Cette interprétation est confirmée par l’art. 16 précité de la convention, selon lequel la législation du lieu de travail du père est seule applicable en cas de concours de droits en vertu des deux législations. Contrairement à l’opinion des premiers juges, ce rattachement exclusif à la loi du lieu de travail présuppose, implicitement tout au moins, que les allocations soient dues de part et d’autre pendant l’exercice d’une occupation professionnelle et simultanée des deux parents sur le territoire de chacune des Parties contractantes.

Le contexte dans lequel la convention a été conclue ne permet pas une autre interprétation, bien au contraire. A l’époque, tant du côté de la Suisse que du côté de la Yougoslavie, les allocations familiales n’étaient pas liées à la personne de l’enfant. Elles n’étaient accordées qu’aux parents exerçant une activité professionnelle. En Suisse, ce n’est qu’à partir de la fin des années 1980 que certains cantons ont introduit successivement une réglementation pour les personnes sans activité lucrative (voir PASCAL MAHON, Les allocations familiales, in Soziale Sicherheit, SBVR vol. XIV, 2e éd. 2007, p. 1963 n. 35; voir aussi le rapport du 20 novembre 1998 de la Commission de la sécurité sociale et de la santé publique du Conseil national sur l’initiative parlementaire « Prestations familiales (Fankhauser) « , FF 1999 2957). S’agissant de la Yougoslavie, le régime des allocations familiales s’appliquait à l’époque aux travailleurs non qualifiés après une période minimale d’activité. Pour les travailleurs qualifiés et pour les mères veuves, divorcées ou célibataires, qui subvenaient elles-mêmes à l’entretien des enfants, le droit naissait « dès le premier jour de leur emploi  » (Message du 4 mars 1963 concernant l’approbation d’une convention sur les assurances sociales conclue entre la Suisse et la Yougoslavie, FF 1963 I 687). L’exportation prévue par la convention n’était donc pas envisageable pour des parents sans activité lucrative.

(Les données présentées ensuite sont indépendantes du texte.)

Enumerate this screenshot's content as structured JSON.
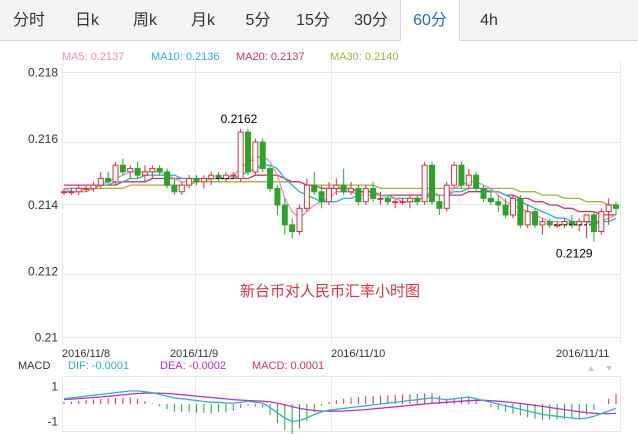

On ne peut certes pas exclure d’emblée des situations où la cessation passagère ou momentanée d’activité ne devrait pas entraîner la perte de la qualité de travailleur au sens de la convention et, partant, la suppression du versement des allocations familiales pour des enfants résidant hors de Suisse. Il en irait ainsi, par exemple, d’une période d’incapacité de travail résultant d’une maladie ou d’un accident, d’un congé non payé ou encore d’un chômage involontaire. Dans le cas particulier, il ressort toutefois du jugement attaqué que, pour la période en cause, l’examen des comptes individuels AVS de l’assuré ne fait mention d’aucun employeur ni d’aucun revenu salarié. D’ailleurs, dans sa demande d’allocations familiales pour l’enfant B.__, l’assuré a signalé une activité de monteur en chauffage jusqu’en mai 2007 seulement. On ne saurait donc parler d’une cessation passagère d’activité.

 

Le TF admet le recours de la CAFNA et annule le jugement cantonal.